S&P Global similarly estimates that US LNG would displace a mix of energy sources but a more carbon-intensive one than DOE estimates. Table 2 includes a side-by-side comparison of the DOE and S&P substitution patterns. In S&P’s analysis, 35 percent of the added US LNG production displaces new planned LNG projects in ROW and another 14 percent reduces other gas production (local gas and gas shipped by pipeline). Together, this is almost 50 percent of the added US LNG exports replacing ROW gas production. In contrast, DOE finds that only 37 percent of US LNG production displaces ROW sources and that 13 percent spurs additional energy consumption. We could not find a comparable estimate for this rebound effect in the S&P Global analysis. Its absence means that S&P Global does not appear to be accounting for the GHG increase associated with the higher energy demand induced by lifting the halt via lower ROW natural gas prices. S&P Global also finds that more of the LNG displaces coal (23 vs. 13 percent) and oil (13 vs. 6 percent) but less displaces non-fossil energy (renewables plus nuclear and others, 15 vs. 25 percent). Assuming that the US LNG CO2e footprint is cleaner than elsewhere, this analysis—with larger cutbacks in ROW natural gas, coal, and oil, and smaller cutbacks in renewables and nuclear—is much more favorable to expanding gas exports than DOE’s. The effects of all this on net GHG emissions, while directionally clear, are expected to be the subject of a forthcoming second report from S&P Global in March 2025.
Table 2. LNG Substitution Patterns, Department of Energy (DOE), and S&P Global

Sources: Department of Energy, S&P Global, authors’ calculations.
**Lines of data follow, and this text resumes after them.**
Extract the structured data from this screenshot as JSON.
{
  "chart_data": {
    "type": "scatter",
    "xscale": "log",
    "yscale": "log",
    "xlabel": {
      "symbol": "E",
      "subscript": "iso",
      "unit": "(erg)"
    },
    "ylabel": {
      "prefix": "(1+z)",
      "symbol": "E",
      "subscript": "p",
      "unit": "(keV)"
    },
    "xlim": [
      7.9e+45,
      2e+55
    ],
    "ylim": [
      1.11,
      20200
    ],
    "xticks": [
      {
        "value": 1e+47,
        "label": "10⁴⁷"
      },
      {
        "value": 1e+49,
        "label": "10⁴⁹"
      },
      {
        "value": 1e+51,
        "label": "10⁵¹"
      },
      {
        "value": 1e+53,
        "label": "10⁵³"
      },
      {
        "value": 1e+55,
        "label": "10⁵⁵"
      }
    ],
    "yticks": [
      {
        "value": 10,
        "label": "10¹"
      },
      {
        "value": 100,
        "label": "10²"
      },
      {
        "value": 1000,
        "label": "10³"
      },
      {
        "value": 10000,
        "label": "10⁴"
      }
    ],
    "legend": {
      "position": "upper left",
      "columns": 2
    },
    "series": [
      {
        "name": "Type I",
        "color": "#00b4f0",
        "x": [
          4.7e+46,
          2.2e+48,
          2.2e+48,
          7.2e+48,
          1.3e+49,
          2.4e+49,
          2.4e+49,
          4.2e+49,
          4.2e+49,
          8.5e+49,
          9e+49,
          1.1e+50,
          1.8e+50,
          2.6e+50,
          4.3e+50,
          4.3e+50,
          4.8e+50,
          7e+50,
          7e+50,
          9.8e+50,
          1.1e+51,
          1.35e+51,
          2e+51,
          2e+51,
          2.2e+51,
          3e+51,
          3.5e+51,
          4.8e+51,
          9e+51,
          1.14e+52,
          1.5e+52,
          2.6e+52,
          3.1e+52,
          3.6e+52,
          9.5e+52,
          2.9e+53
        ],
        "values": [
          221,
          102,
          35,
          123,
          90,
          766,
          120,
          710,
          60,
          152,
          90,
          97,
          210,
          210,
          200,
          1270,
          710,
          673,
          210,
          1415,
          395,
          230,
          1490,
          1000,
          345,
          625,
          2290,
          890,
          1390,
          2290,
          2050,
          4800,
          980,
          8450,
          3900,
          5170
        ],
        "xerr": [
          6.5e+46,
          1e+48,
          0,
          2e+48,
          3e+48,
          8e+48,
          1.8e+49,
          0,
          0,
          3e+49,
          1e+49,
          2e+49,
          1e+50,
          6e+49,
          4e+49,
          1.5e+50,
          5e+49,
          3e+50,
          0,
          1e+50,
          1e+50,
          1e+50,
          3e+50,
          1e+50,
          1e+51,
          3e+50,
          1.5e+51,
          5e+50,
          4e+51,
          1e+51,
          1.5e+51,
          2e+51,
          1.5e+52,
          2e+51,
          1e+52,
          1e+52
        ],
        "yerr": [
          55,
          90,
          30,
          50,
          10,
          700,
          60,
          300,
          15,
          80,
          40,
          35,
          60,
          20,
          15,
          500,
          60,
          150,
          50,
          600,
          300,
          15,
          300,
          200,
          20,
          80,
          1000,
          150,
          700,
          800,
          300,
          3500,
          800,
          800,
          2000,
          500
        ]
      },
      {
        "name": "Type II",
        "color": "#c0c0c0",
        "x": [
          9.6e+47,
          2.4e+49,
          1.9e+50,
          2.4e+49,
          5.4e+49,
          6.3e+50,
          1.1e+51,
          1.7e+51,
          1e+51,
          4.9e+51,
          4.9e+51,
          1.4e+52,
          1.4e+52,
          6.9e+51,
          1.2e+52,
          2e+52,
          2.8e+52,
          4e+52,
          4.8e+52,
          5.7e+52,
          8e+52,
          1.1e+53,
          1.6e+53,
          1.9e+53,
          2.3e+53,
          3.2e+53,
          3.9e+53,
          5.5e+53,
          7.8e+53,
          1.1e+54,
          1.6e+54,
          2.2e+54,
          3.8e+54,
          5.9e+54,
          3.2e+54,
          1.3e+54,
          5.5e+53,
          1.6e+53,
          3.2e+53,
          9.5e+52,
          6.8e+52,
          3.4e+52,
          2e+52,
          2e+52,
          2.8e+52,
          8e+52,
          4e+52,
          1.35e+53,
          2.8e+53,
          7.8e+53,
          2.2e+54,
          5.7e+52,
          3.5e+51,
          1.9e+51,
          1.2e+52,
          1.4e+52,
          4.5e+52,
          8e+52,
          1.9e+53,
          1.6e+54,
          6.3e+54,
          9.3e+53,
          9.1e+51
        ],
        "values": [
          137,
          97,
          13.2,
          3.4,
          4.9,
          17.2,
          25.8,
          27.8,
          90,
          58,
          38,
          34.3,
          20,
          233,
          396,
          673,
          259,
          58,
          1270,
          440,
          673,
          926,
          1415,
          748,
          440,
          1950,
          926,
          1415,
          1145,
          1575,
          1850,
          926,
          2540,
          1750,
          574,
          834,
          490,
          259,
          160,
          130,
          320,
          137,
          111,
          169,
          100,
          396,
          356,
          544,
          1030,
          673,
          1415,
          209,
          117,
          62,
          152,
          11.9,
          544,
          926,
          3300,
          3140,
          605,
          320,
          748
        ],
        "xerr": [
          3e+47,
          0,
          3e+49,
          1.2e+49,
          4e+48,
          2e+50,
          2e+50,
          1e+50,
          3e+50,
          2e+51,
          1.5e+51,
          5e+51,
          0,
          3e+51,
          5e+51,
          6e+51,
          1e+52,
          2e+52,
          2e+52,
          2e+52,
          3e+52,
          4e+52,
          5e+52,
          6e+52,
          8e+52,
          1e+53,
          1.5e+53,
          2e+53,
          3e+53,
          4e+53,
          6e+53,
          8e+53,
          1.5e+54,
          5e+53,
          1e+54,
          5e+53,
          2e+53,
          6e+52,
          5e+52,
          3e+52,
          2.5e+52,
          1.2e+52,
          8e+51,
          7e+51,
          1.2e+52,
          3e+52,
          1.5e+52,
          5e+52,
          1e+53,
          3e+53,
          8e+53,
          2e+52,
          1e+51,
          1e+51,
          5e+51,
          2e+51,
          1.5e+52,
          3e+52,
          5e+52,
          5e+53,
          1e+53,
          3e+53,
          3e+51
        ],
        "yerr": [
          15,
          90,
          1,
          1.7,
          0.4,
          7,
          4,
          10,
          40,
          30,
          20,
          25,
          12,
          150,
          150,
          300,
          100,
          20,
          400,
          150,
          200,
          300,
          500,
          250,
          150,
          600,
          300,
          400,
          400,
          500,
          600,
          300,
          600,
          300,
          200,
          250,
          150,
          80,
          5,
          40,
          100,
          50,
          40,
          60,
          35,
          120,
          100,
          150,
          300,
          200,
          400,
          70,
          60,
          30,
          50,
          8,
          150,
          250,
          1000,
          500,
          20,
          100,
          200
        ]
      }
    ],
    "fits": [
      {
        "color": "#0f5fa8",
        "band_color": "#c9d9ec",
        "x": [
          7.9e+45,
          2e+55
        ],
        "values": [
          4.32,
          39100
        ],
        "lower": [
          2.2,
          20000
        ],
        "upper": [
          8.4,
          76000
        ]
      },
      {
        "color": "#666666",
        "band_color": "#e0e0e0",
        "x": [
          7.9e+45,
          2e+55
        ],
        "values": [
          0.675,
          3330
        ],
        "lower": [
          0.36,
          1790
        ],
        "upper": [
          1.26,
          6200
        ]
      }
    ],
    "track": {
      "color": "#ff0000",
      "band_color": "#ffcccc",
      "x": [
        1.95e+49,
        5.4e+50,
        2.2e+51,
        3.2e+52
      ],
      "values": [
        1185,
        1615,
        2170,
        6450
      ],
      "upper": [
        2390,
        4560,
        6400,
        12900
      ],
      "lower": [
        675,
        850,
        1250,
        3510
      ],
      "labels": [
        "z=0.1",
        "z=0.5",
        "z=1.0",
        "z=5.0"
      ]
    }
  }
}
Note: ROW = rest of world.
It is worth noting that the United States is such a large consumer of natural gas that what happens to domestic emissions here can significantly affect global carbon emissions. Higher US natural gas prices from expanding LNG exports will reduce US natural gas consumption, including in the power sector. And with coal on the way out in the electricity sector, the gap will likely be met by lower-carbon sources like renewables and possibly nuclear. Thus, the price-induced reduction in US gas consumption will likely reduce domestic CO2 emissions, although as previously noted, US methane emissions would rise from higher gas supply. As home heating and vehicles are increasingly electrified and as industry turns away from direct use of natural gas, what happens in the electricity sector will become more important in assessing net emissions effects.
6. Packing It Back Up
So what does this all mean? First, DOE is likely underestimating the methane emissions and price increases that will be driven by increased US LNG exports. The effects in the United States push in opposite directions, however, with higher methane emissions in gas supply chains but lower CO2 emissions from reduced gas consumption. Second, substantial uncertainty about the long-run demand for LNG remains, driven by both economic factors and global environmental goals. Third, LNG will likely substitute for a mix of higher-carbon and lower-carbon energy sources, but it is not yet certain whether the effect on global emissions will be positive or negative. Altogether, these conclusions suggest that the impacts of DOE’s pause for the future US role in the global gas market—on both the cost and benefit sides of the ledger—have been overhyped in the public debate on the issue. It will take many years (until 2040 according to DOE and even longer according to S&P Global) before the demand for US LNG will exceed the amount of export capacity already approved. And to the extent that major Asian countries—the sources of much long-term demand in a business-as-usual case—adopt more aggressive policies to limit greenhouse gas emissions and move away from natural gas, the business case for not-yet-approved gas exports will look shakier still.